Longport homes in 2009 sold for an average price of $510 per square foot, one of the highest rates in the state. Some, like this one on Beach Terrace, have a feature seldom found in other locations: two full kitchens. Thursday, April, 1, 2010 ( Press of Atlantic City / Danny Drake)
By KEVIN POST, Press of A.C. Business Editor | Wednesday, April 7, 2010
Nothing concentrates value in a house like being located in an oceanfront community, preferably one appealing to second-home owners and with a degree of exclusivity.
Houses are not much bigger in Stone Harbor, Longport, Harvey Cedars and other barrier island towns, but they sure are worth a lot more for their size.
Stone Harbor, for example, had the second-highest median price per square foot — $669 — for New Jersey homes sold last year. The median size of those houses was 1,546 square feet.
That’s significantly smaller than the typical Upper Township house sold last year, which was 1,796 square feet That shows how much easier it is to build large when you’ve got lots of land.
But the price per square foot in the township was just $161.
It has long been said that real estate is all about location. A short walk to the beach is great. Looking out big windows on the ocean or bay is even better.
As a result, the top 25 municipalities for price-per-square foot last year are pretty much a catalog of desirable shore locations — nine in Ocean County, five in Cape May County and one in Atlantic County: Longport.
Jeffrey R. Hesley, the tax assessor in Longport and Avalon, said home owners in those towns aren’t shocked by the high valuations of their properties.
“They’re pretty much keen buyers and very astute owners. They keep up with the market and what buys and sells, and what’s in their house,” he said.
Fifteen years of assessing the two communities — and 30 years in the business overall — have made Hesley familiar with what makes up the priciest properties.
“The real high-end, oceanfront stuff is going to have bumped-up things, so the floors will be marble instead of tiles, the counters will be stone instead of Corian,” he said.
Such things are not just difficult to value, he said, but also don’t count in determining a property’s basis for taxation.
“The quote-unquote ‘amazing stuff’ isn’t stuff you’d assess.
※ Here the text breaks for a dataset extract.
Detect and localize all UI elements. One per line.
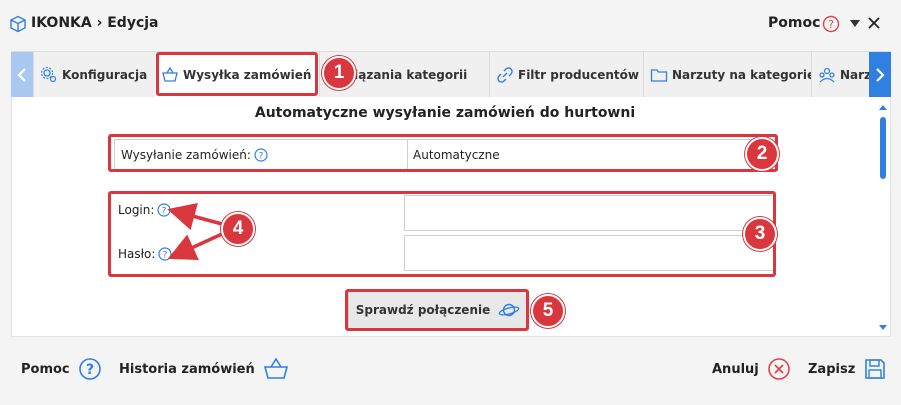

The extravagant carpet, draperies, furniture, those kinds of add-ons really aren’t assessable,” Hesley said.
But, if they’re included in the home when it sells, they can increase the price. Or sometimes not.
“You might have a really expensive pink and purple carpet you put in the living room, but if I was looking to buy and
didn’t like it, then it didn’t really add value,” he said.
What does add value, besides location, are the five baths and six bedrooms the big barrier island houses often have, he said.
Nancy Stein has been looking inside island homes for about 25 years as owner of Girl Friends maid service in Longport, where the price per square foot was $510 last year.
The first thing you’d notice about Longport houses, she said, is that more of them have elevators than other affluent communities — partly because more of them are three stories.
That’s not the most distinctive Longport home feature, though.
“One significant difference is that many of them have two full-sized kitchens. That’s something that’s not unusual in a Longport house, whereas it’s unusual any other place,” Stein said.
Full redundant food preparation facilities may seem a bit much, but not when you consider the typical use of many Longport homes.
“They’re vacation homes that host a lot of entertaining, albeit only on the weekends,” she said. “For three months, only on weekends, a home that size with two kitchens, it may seem kind of strange, but they can be filled with large families and lots of people.”
Another feature Stein sees in Longport but not other areas is newly constructed places that have double bedrooms with adjoining baths “that are almost like a suite for the children and grandchildren.”
And, of course, the interiors are professionally designed and decorated, and pretty much everything is top of the line, she said.
Such characteristics of island houses push the average price per square foot significantly higher in Cape May and southern Ocean counties — which have substantial vacation and second-home communities — than elsewhere in southern New Jersey.
Municipalities in Cape May County averaged $308 per square foot for properties sold last year. In southern Ocean County, the average was $309 per square foot.
The average in Atlantic County was barely more than half that, at $168, and in Cumberland County just $102.